Nous constituons, ou « construisons » (Piaget) les bases de nos comportements nous même dès la naissance en fonction de nos héritages biologiques et de notre vécu d’une manière inconscientes. En analysant le contenu de nos génomes, leur cartographie, leur structure mentale, on doit trouver des caractères communs à tous les hommes et femmes, qu’ils vivent en société (individuellement, en couples ou en familles). Si nous voulons chercher nos différences individuelles, nous devons comparer ces deux classes des caractères dès le départ en nous même : L’ensemble des caractères hérités qui se sont pendant l’évolution phylogénétiques depuis le commencement du temps et transmises biologiquement par nos géniteurs, gérés par les lois de la Vie connue et inconnue.

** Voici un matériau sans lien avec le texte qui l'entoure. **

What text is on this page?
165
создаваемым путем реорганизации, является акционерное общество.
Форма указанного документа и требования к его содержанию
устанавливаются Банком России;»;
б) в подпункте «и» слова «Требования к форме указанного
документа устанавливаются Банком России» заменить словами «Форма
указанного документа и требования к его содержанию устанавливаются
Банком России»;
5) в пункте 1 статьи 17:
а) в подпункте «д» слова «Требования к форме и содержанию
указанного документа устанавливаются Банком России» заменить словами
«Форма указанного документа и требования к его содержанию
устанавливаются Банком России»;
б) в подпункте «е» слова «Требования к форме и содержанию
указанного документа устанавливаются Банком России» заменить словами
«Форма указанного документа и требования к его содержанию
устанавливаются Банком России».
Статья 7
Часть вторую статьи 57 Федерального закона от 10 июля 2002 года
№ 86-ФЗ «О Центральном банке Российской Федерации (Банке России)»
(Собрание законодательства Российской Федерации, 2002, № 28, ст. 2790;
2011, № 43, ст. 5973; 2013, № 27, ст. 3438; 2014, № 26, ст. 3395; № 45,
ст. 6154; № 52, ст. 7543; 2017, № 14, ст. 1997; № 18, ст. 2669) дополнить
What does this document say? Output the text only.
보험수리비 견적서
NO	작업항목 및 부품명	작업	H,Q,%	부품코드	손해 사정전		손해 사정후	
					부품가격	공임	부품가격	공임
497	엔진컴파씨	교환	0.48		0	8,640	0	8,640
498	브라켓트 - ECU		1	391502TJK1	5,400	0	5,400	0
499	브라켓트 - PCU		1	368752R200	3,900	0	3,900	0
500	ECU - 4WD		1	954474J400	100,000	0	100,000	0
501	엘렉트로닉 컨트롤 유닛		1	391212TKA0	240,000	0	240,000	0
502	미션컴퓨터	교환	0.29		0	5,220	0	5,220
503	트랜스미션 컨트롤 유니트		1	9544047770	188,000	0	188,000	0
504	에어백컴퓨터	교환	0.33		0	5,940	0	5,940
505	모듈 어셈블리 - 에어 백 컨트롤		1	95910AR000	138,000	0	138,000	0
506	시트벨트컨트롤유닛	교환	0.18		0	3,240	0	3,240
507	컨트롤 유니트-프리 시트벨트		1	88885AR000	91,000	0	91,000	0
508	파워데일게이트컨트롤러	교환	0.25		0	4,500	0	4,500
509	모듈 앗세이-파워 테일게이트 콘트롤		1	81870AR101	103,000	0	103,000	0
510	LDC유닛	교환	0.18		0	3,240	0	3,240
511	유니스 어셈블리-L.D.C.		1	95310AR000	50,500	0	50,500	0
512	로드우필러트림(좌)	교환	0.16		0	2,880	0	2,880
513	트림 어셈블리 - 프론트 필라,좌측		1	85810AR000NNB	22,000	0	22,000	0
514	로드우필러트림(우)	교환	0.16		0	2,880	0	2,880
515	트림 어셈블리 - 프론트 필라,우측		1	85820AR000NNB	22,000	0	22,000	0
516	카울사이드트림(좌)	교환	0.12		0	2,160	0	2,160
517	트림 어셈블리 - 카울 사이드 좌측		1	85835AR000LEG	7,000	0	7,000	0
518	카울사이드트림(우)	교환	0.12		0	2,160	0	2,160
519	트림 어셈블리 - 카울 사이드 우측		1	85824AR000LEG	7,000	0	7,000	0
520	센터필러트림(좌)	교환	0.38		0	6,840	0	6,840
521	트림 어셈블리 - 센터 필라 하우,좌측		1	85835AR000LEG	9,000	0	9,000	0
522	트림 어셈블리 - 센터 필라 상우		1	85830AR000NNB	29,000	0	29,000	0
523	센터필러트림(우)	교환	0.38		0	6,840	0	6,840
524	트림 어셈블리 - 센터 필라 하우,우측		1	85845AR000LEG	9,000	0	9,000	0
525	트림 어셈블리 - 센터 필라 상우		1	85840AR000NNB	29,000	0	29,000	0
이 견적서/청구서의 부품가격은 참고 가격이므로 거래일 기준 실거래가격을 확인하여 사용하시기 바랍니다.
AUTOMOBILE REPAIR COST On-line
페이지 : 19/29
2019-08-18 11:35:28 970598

Il nous serve comme base à réaliser nos actions dans la vie avec des thèmes qui ouvrent la voie à la construction d’une structure mentale idéale qui nous permette de percevoir, de comprendre et donner un ou plusieurs sens à nos actions dans la vie sociale. Ils sont donc, des outils pour vivre, survivre à notre niveau de complexification pour réaliser l’évolution : vivre avec sa structure mentale acquise ou construite dans le temps, avec sa culture, ses connaissances, et ses idéologies. C’est ce que nous appelons des caractères existentiels. Ce qui est su, voulu, et conscient en nous, même si nous les oublions de temps en temps.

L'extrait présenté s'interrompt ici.